Seriously. And we haven’t even gotten to the Boston Celtics #5 draft pick, which sucked hairy balls, and need I remind anyone that they’ve never had a #1 draft pick – the closest they came was #2 Len Bias, who DIED, and then after that, there was the Great Tim Duncan Disaster, and now we’ve got shit, just SHIT, and as Adam put it, ten more years of bloody misery, that’s what.
However, there are good things, not the least of which is that today was so spectacularly bad that by the time the toothless women were ready to dip my thighs in Ah-So rib sauce, I couldn’t stop laughing, because honestly. Also!
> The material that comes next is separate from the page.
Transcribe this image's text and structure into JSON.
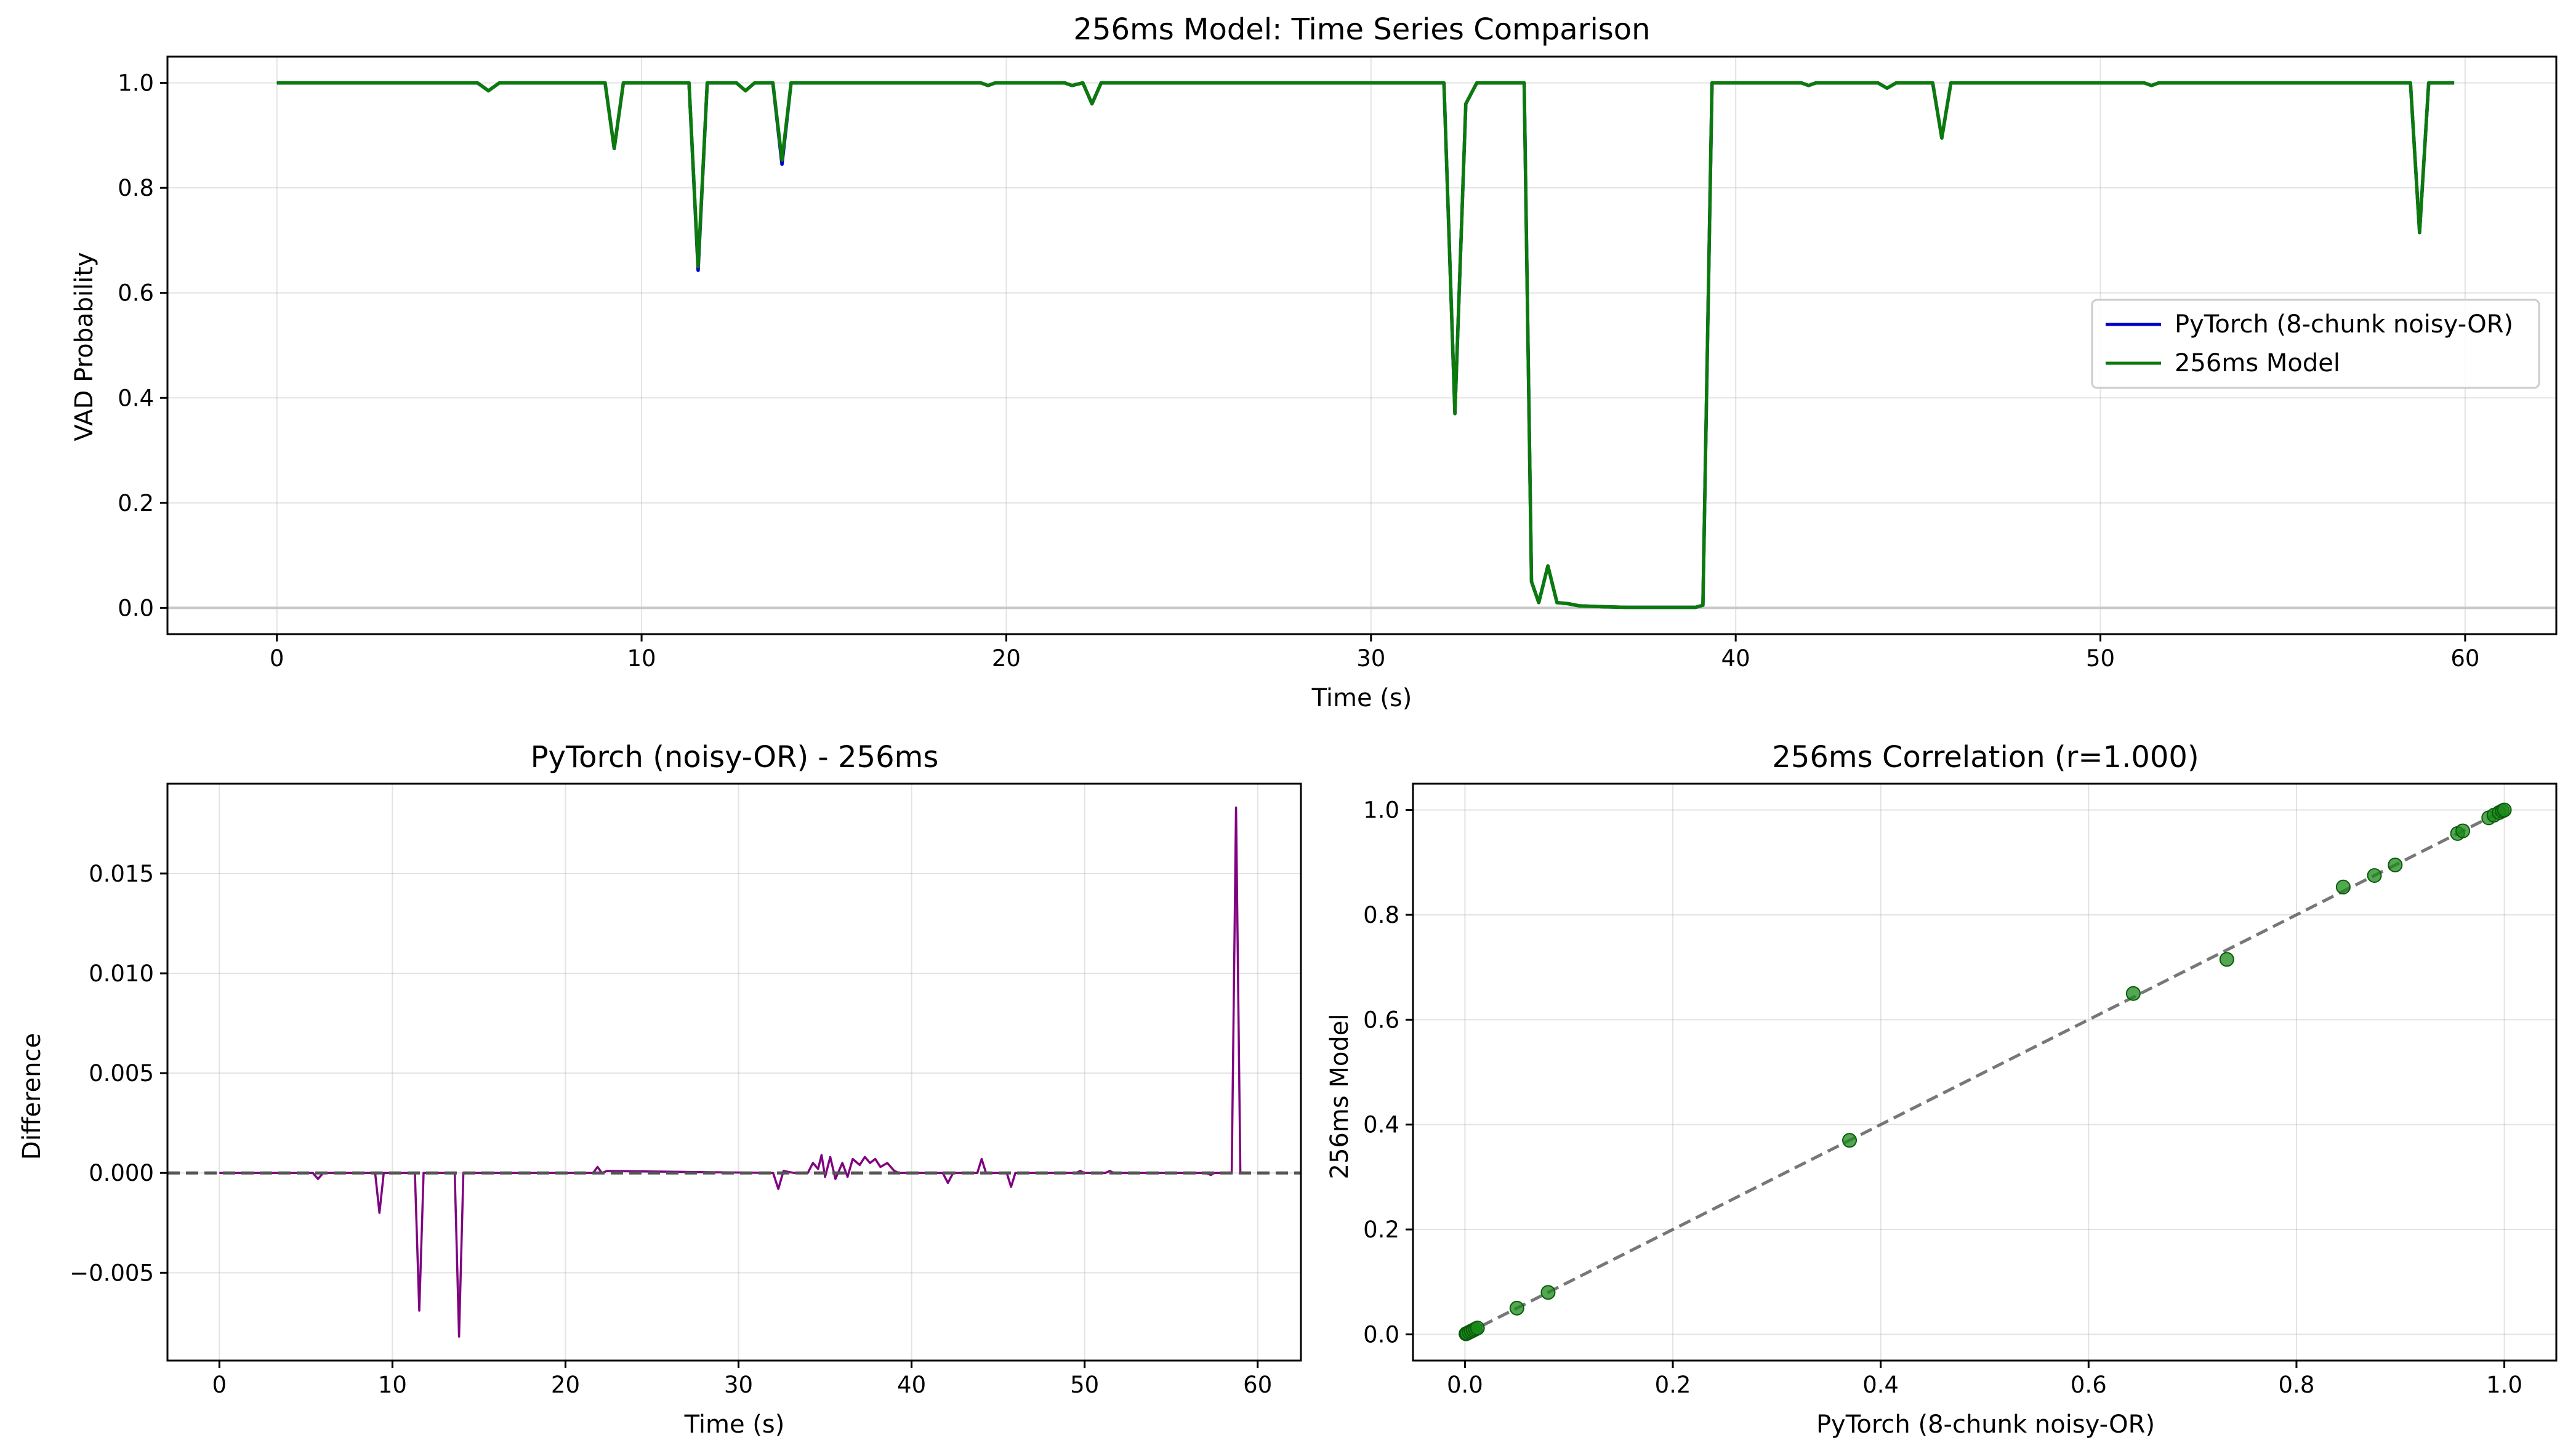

I got a good haircut, and because someone asked me what I look like, and I realized I deleted every photo from my archives one day when everything broke, here you go:
I can’t explain the face. Why am I gazing at you so conspiratorially? Do you want to make out behind the bleachers? Also totally worth noting that my self-portrait skills have not improved, even with the new camera, and since I don’t plan to practice, I don’t see much opportunity for advancement. And I’m still taking them in the bathroom.
Random interlude: I hate Jordin Sparks. Seriously, like, a whole lot.
Also, because dogs make everything better, and why not?

I dare you not to kiss this face. I DARE YOU.
Happy Wednesday!
*The Brother Kite. Also a song that makes everything better.